KedaiPena.Com – Permasalahan sampah di Kabupaten Bekasi mulai mengindikasikan menuju status ‘darurat’. Kondisi yang memprihatinkan ini, sangat memerlukan komitmen kuat dari seluruh pihak, terkait upaya revitalisasi pengelolaan sampah di Tempat Pembuangan Akhir (TPA) Burangkeng secara total dan tepat.
Ada berbagai cara yang bisa dilakukan dalam upaya revitalisasi pengelolaan sampah, di antaranya yang berspektif lingkungan (ramah lingkungan), pengelolaan mulai dari sumbernya, memperdayakan pembangunan TPS 3R.
Direktur Eksekutif Kawal Wahana Lingkungan Indonesia (Kawali) Puput TD Putra menjelaskan, selama ini sistem yang diterapkan dalam pengelolaan sampah di beberapa wilayah, hampir rata-rata adalah pola ditumpuk secara terbuka (open dumping), dimana sistem tersebut tidak lagi diperkenankan sesuai aturan yang tertuang di UU
Hal itu, kata dia, sesuai dengan Undang-Undang Nomor 18 Tahun 2008 tentang Persampahan. Pasalnya, dalam Pasal 29 huruf (e) dijelaskan, dilarang melakukan penanganan sampah dengan pembuangan terbuka di tempat pemrosesan akhir.
“Di TPA Burangkeng dalam pengawasan kami malah ada temuan, bahwa sebagian sampahnya (sampah milik industri) ada yang dibakar di Lokasi TPA Burangkeng. Pola penumpukan sampah secara terbuka, rentan dengan berbagai resiko yang bisa merugikan bahkan membahayakan warga sekitar.

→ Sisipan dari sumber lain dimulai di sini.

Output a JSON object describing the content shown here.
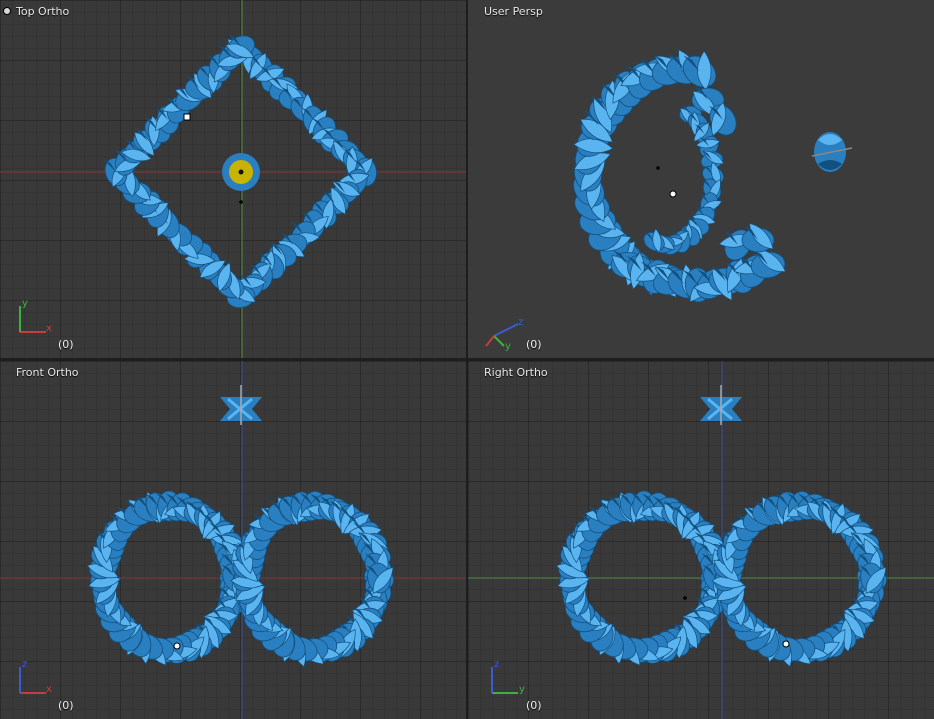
{
  "viewports": [
    {
      "label": "Top Ortho",
      "frame": "(0)",
      "axes": [
        "y",
        "x"
      ]
    },
    {
      "label": "User Persp",
      "frame": "(0)",
      "axes": [
        "z",
        "y"
      ]
    },
    {
      "label": "Front Ortho",
      "frame": "(0)",
      "axes": [
        "z",
        "x"
      ]
    },
    {
      "label": "Right Ortho",
      "frame": "(0)",
      "axes": [
        "z",
        "y"
      ]
    }
  ],
  "colors": {
    "background": "#393939",
    "object_blue": "#2a7fc0",
    "object_blue_light": "#5ab4f0",
    "object_blue_dark": "#12507f",
    "axis_x": "#c83c3c",
    "axis_y": "#3cb43c",
    "axis_z": "#3c5ad2",
    "selected_yellow": "#c8b400"
  },
  "icons": {
    "viewport_menu": "circle-dot-icon"
  }
}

Sebagai contoh, mempermudah sampah memproduksi air lindi, yang mana aroma busuknya akan menyebar dan mengganggu warga sekitar terdampak,” kata Puput, sapaannya kepada KedaiPena.Com, Selasa (29/5/2018).
Selain itu, lanjut Puput, penumpukan sampah secara terbuka juga dapat meningkatkan produksi gas methana (CH4) yang timbul akibat reaksi biokimia. Kondisi ini lebih berisiko tinggi, karena dapat menyebabkan ledakan dan kebakaran di TPA Burangkeng.
“Kejadian kebakaran akibat gas methana sudah beberapa kali terjadi di TPST Bantargebang. Gas methana yang dihasilkan pada timbunan sampah di lokasi TPA, juga telah menyumbang 20-30 kali lebih besar dari pada karbondioksida (CO2),” paparnya.
Karbondioksida sendiri merupakan pembentuk emisi gas rumah kaca (GRK). Zat itulah yang diklaim menjadi penyebab meningkatnya suhu bumi atau yang biasa disebut pemanasan global.